Johann schlichtete den Streit dadurch, dass er der Stadt ein neues Rathaus genehmigte.

Johann von Pfalz-Neumarkt, wie sein genauer Titel war,
kam 1383 in Neunburg vorm Wald
als Sohn des damals noch Kurfürsten Ruprecht III.
und seiner Ehefrau Elisabeth von Hohenzollern-Nürnberg
zur Welt. Sein Vater (Ruprecht III.) war ja seit 1329
durch die im Hausvertrag von Pavia erfolgte Zweiteilung des Nordgaus
Inhaber der Kurpfalz, zu welcher die Rheinpfalz
und die Obere Pfalz (heutige Oberpfalz) gehörte.
(Nach der Absetzung von König Wenzel 1400
wurde Ruprecht III. von der Pfalz deutscher König;
in der Herrscherliste ist er König Ruprecht I.)
1407 heiratete Johann in Kopenhagen
Katharina von Pommern-Stolp.
Nach dem Tod von Kurfürst Rupprecht III. 1410
wurde die Kurpfalz unter seine vier Söhne aufgeteilt.
Johann, der Zweitälteste, erhielt die Obere Pfalz,
deren Statthalter er bereits seit 1404 war.
Er wählte neben Neunburg vorm Wald  
vor allem Neumarkt zu seiner neuen Residenzstadt.
Dort ließ er ein Schloss und mehrere Kirchen errichten.
In Neumarkt in der Oberpfalz
steht auf dem unteren Marktplatz ein Brunnen
mit dieser Bronzestatue von Pfalzgraf Johann.

Urkunde vom 3. März 1418
Wir Johanns von gots genaden pfalltzgrawe bey Rein vnd Hertzog in Beyern Bekennen offentlich mit dem brief, das wir haben ange­sehen sullich getruwe willig vnd stete dienst, die vnß vnser burger gemeinigklich vnß Statte zu Awrbach gethan habend vnd vnß vnd vn­ser erbn in kunftigen zeiten thun sullen und mugen, vnd auch umb sunderlich lieb vnd gunst, die wir zu densel­ben vnsern burgern vnd vnser Statt zu Awrbach haben, und auch umb gemeyns nucz und frumens wil­len, die derselben vnser Statt vnd den purgern, Reichen vnd Armen, davon komen mugen. So haben wir yn die be­sunder genade gethan vnd yn gegunnet, .... , das sy ein rathawse pauen sullen vnd mugend in der Statt zu Awr­bach auf dem margte oder platzze ..... vnderhalb des hawses nach der Statt.
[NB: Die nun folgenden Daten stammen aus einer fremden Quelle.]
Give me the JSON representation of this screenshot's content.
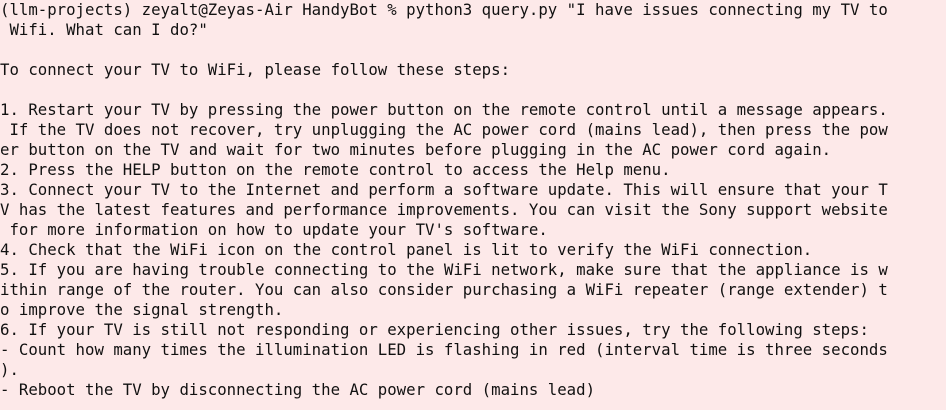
{
  "terminal": {
    "lines": [
      "(llm-projects) zeyalt@Zeyas-Air HandyBot % python3 query.py \"I have issues connecting my TV to",
      " Wifi. What can I do?\"",
      "",
      "To connect your TV to WiFi, please follow these steps:",
      "",
      "1. Restart your TV by pressing the power button on the remote control until a message appears.",
      " If the TV does not recover, try unplugging the AC power cord (mains lead), then press the pow",
      "er button on the TV and wait for two minutes before plugging in the AC power cord again.",
      "2. Press the HELP button on the remote control to access the Help menu.",
      "3. Connect your TV to the Internet and perform a software update. This will ensure that your T",
      "V has the latest features and performance improvements. You can visit the Sony support website",
      " for more information on how to update your TV's software.",
      "4. Check that the WiFi icon on the control panel is lit to verify the WiFi connection.",
      "5. If you are having trouble connecting to the WiFi network, make sure that the appliance is w",
      "ithin range of the router. You can also consider purchasing a WiFi repeater (range extender) t",
      "o improve the signal strength.",
      "6. If your TV is still not responding or experiencing other issues, try the following steps:",
      "- Count how many times the illumination LED is flashing in red (interval time is three seconds",
      ").",
      "- Reboot the TV by disconnecting the AC power cord (mains lead)"
    ]
  },
  "colors": {
    "background": "#fde9e9",
    "text": "#111111"
  }
}
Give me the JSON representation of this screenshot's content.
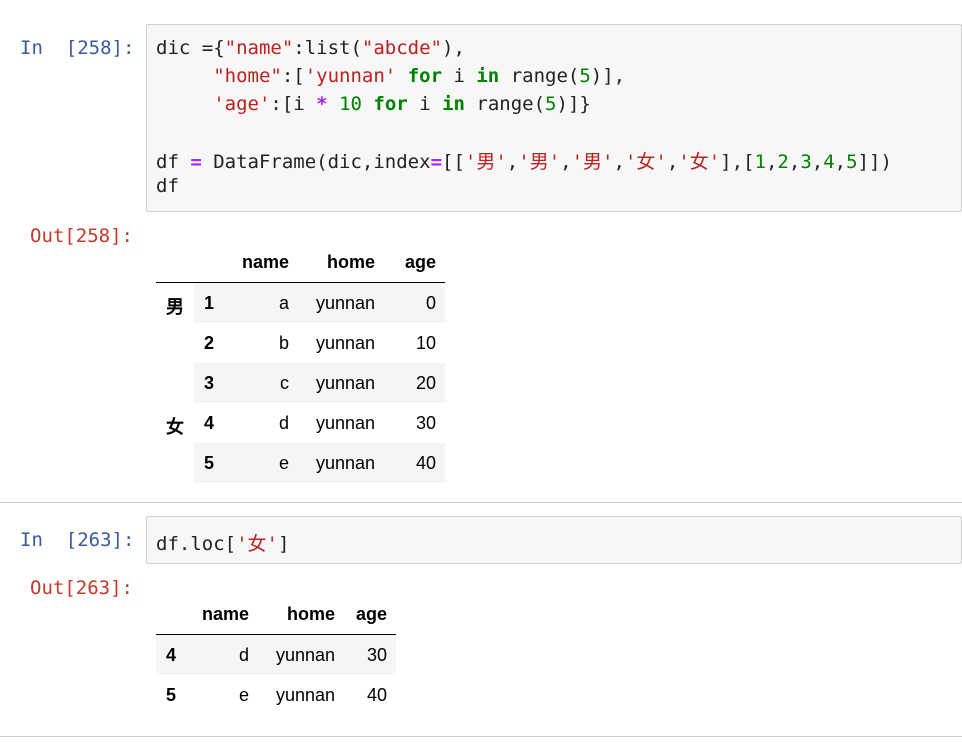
{
  "cell1": {
    "in_prompt": "In  [258]:",
    "code": {
      "l1": {
        "a": "dic ={",
        "b": "\"name\"",
        "c": ":list(",
        "d": "\"abcde\"",
        "e": "),"
      },
      "l2": {
        "a": "     ",
        "b": "\"home\"",
        "c": ":[",
        "d": "'yunnan'",
        "e": " ",
        "f": "for",
        "g": " i ",
        "h": "in",
        "i": " range(",
        "j": "5",
        "k": ")],"
      },
      "l3": {
        "a": "     ",
        "b": "'age'",
        "c": ":[i ",
        "d": "*",
        "e": " ",
        "f": "10",
        "g": " ",
        "h": "for",
        "i": " i ",
        "j": "in",
        "k": " range(",
        "l": "5",
        "m": ")]}"
      },
      "l5": {
        "a": "df ",
        "b": "=",
        "c": " DataFrame(dic,index",
        "d": "=",
        "e": "[[",
        "f": "'男'",
        "g": ",",
        "h": "'男'",
        "i": ",",
        "j": "'男'",
        "k": ",",
        "l": "'女'",
        "m": ",",
        "n": "'女'",
        "o": "],[",
        "p": "1",
        "q": ",",
        "r": "2",
        "s": ",",
        "t": "3",
        "u": ",",
        "v": "4",
        "w": ",",
        "x": "5",
        "y": "]])"
      },
      "l6": "df"
    },
    "out_prompt": "Out[258]:",
    "table": {
      "columns": [
        "name",
        "home",
        "age"
      ],
      "level0": [
        "男",
        "女"
      ],
      "rows": [
        {
          "idx": "1",
          "name": "a",
          "home": "yunnan",
          "age": "0"
        },
        {
          "idx": "2",
          "name": "b",
          "home": "yunnan",
          "age": "10"
        },
        {
          "idx": "3",
          "name": "c",
          "home": "yunnan",
          "age": "20"
        },
        {
          "idx": "4",
          "name": "d",
          "home": "yunnan",
          "age": "30"
        },
        {
          "idx": "5",
          "name": "e",
          "home": "yunnan",
          "age": "40"
        }
      ]
    }
  },
  "cell2": {
    "in_prompt": "In  [263]:",
    "code": {
      "a": "df.loc[",
      "b": "'女'",
      "c": "]"
    },
    "out_prompt": "Out[263]:",
    "table": {
      "columns": [
        "name",
        "home",
        "age"
      ],
      "rows": [
        {
          "idx": "4",
          "name": "d",
          "home": "yunnan",
          "age": "30"
        },
        {
          "idx": "5",
          "name": "e",
          "home": "yunnan",
          "age": "40"
        }
      ]
    }
  }
}
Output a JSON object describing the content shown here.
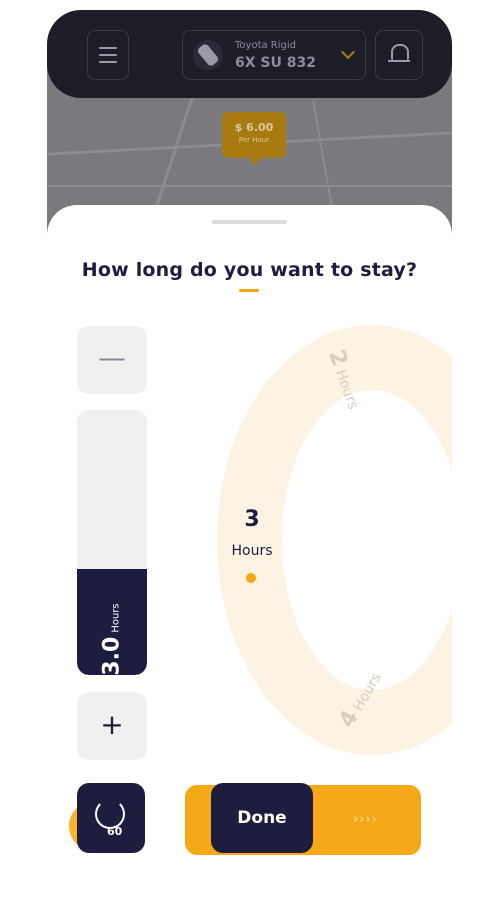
{
  "header": {
    "vehicle_name": "Toyota Rigid",
    "vehicle_plate": "6X SU 832"
  },
  "map": {
    "price": "$ 6.00",
    "price_unit": "Per Hour"
  },
  "sheet": {
    "title": "How long do you want to stay?",
    "minus_label": "—",
    "plus_label": "+",
    "selected_value": "3.0",
    "selected_unit": "Hours",
    "selected_fraction": 0.4,
    "dial": {
      "center_value": "3",
      "center_unit": "Hours",
      "prev_value": "2",
      "prev_unit": "Hours",
      "next_value": "4",
      "next_unit": "Hours"
    },
    "timer_label": "60",
    "done_label": "Done",
    "done_arrows": "››››"
  },
  "colors": {
    "navy": "#1f1d3f",
    "accent": "#f4a712"
  },
  "icons": [
    "menu-icon",
    "car-icon",
    "chevron-down-icon",
    "bell-icon",
    "timer-icon"
  ]
}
Dies sind die ersten sechs Zeilen - bzw. in der Abbildung nur die erste - der Urkunde, in welcher Pfalzgraf Johann mit vnßm anhangenden Insi­gel, gebn zu Sulzbach am Pfintztag vor dem Sontag alls man singet yn der heiligen kristlichen kirchen Letare in der Fasten nach kristi gepurtt vierzehen hundert vnd yn dem achtzehenden Jahre, den Auerbacher Bürgern den Bau eines neuen Rathauses genehmigte. (Pfintztag hieß übrigens früher der Donnerstag)


Stolz brachten unsere Vorfahren vor fast 600 Jahren
an ihrem neuen Rathaus das Wappentier der Stadt,
den Auerochs oder Ur an; das Foto zeigt eine dieser uralten,
gut erhaltenen Steinplastiken an der Südfront des mittelalterlichen Gebäudes.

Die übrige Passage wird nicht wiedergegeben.